For a single-family home that is not owner-occupied, the tax bill would rise $823  with the changes, $565  more than it would go up without them.

The owner of a downtown store with an average value of $420,300 would see a $252 decrease in their taxes with the combined changes, but a $904 increase without them. 

Ward 2 Councilor Mike Mangan  voted for the increased exemption and said he is disappointed by the outcome.

“This would have helped commercial businesses as well as the person who lives in their property and takes care of their property. . . . The only people who were going to be hurt were people that don’t live in their property – basically absentee landlords and people who invest in property,” he said.

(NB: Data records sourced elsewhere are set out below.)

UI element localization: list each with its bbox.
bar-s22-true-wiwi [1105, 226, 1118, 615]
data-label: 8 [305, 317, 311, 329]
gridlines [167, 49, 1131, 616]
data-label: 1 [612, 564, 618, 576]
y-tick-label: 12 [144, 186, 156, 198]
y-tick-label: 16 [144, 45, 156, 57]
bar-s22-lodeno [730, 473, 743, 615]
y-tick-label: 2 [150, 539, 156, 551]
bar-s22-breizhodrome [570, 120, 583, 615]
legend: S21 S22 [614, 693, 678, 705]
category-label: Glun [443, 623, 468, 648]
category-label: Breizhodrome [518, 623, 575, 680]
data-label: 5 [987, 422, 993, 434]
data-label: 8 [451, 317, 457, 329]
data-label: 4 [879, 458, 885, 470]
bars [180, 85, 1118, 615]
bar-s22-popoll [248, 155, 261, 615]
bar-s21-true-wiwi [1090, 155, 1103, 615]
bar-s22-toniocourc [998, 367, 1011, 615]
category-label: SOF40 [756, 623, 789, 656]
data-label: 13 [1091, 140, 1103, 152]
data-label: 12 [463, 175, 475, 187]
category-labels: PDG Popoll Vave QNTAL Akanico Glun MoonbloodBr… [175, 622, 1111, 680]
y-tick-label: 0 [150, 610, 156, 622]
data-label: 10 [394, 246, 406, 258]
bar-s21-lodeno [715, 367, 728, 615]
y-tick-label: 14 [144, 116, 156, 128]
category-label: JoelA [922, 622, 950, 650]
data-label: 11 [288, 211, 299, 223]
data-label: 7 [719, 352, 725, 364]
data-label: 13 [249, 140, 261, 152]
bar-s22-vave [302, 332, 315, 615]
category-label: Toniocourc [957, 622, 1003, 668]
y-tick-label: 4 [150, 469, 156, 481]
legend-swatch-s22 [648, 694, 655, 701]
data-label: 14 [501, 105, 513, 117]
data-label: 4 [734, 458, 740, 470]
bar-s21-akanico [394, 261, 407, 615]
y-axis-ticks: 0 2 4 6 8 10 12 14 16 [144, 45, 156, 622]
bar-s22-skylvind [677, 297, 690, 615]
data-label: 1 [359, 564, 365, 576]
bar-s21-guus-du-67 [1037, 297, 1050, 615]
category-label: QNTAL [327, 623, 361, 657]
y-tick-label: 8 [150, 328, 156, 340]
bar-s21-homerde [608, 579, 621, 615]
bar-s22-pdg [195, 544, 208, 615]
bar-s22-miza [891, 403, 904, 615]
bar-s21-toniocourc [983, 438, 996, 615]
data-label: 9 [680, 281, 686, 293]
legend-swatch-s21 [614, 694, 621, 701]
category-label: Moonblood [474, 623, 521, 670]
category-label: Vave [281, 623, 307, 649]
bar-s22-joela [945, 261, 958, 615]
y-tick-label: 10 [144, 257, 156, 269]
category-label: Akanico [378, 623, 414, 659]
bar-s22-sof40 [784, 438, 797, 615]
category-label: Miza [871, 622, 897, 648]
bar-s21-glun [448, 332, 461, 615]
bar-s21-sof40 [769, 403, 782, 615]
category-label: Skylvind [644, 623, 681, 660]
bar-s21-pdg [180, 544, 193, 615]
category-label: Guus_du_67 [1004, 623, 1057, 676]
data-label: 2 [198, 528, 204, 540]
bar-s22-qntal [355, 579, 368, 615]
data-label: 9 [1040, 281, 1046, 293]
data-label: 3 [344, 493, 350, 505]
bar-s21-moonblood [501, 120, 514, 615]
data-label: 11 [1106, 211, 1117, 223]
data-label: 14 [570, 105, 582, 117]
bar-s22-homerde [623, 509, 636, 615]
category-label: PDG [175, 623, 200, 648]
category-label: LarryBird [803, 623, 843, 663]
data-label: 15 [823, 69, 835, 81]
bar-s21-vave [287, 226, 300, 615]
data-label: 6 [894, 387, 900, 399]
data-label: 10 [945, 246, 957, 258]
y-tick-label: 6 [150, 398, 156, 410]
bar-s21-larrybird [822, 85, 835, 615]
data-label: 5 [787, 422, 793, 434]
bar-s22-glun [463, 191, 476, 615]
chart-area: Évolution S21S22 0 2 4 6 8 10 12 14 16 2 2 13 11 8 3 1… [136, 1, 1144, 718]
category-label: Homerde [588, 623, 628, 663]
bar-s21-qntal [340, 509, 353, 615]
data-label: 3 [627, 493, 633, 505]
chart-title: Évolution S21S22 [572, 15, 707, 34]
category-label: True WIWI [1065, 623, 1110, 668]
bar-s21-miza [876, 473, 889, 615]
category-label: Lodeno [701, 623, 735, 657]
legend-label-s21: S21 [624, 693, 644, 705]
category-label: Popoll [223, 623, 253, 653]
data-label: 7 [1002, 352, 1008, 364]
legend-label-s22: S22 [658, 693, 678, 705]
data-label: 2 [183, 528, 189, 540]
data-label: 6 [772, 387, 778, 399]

But Ward 3 Alderman Michael K. Marchese,  who had been an original proponent of the residential exemption when the city adopted it about a decade ago, voted against increasing the exemption and said he would even favor eliminating it.

Marchese said the exemption “was never meant to be permanent” but instead was intended to temporarily ease the burden on homeowners who were seeing steep increases in their taxes due to inflationary home values at the time.

With home values now at more stable levels, the exemption only serves to discourage people from investing in multifamily properties and could mean higher rents for tenants, added Marchese, who said that as a commercial and rental property owner, he stood to lose however the board voted.

Ward 6 Alderman Sal Sachetta  also voted against increasing the exemption.

Sachetta had supported the proposal in March because it was tied to the mayor’s plan to reduce the tax burden on businesses, something he believes is needed.

But Sachetta changed his stance because he said the Common Council would not go along with cuts the aldermen had sought to make in the fiscal 2013 budget.

Without the budget cuts, Sachetta said. the effect of the proposed changes would be to burden the owners of properties that do not qualify for the exemption.

“They are going to feel the brunt of the whole thing,” he said.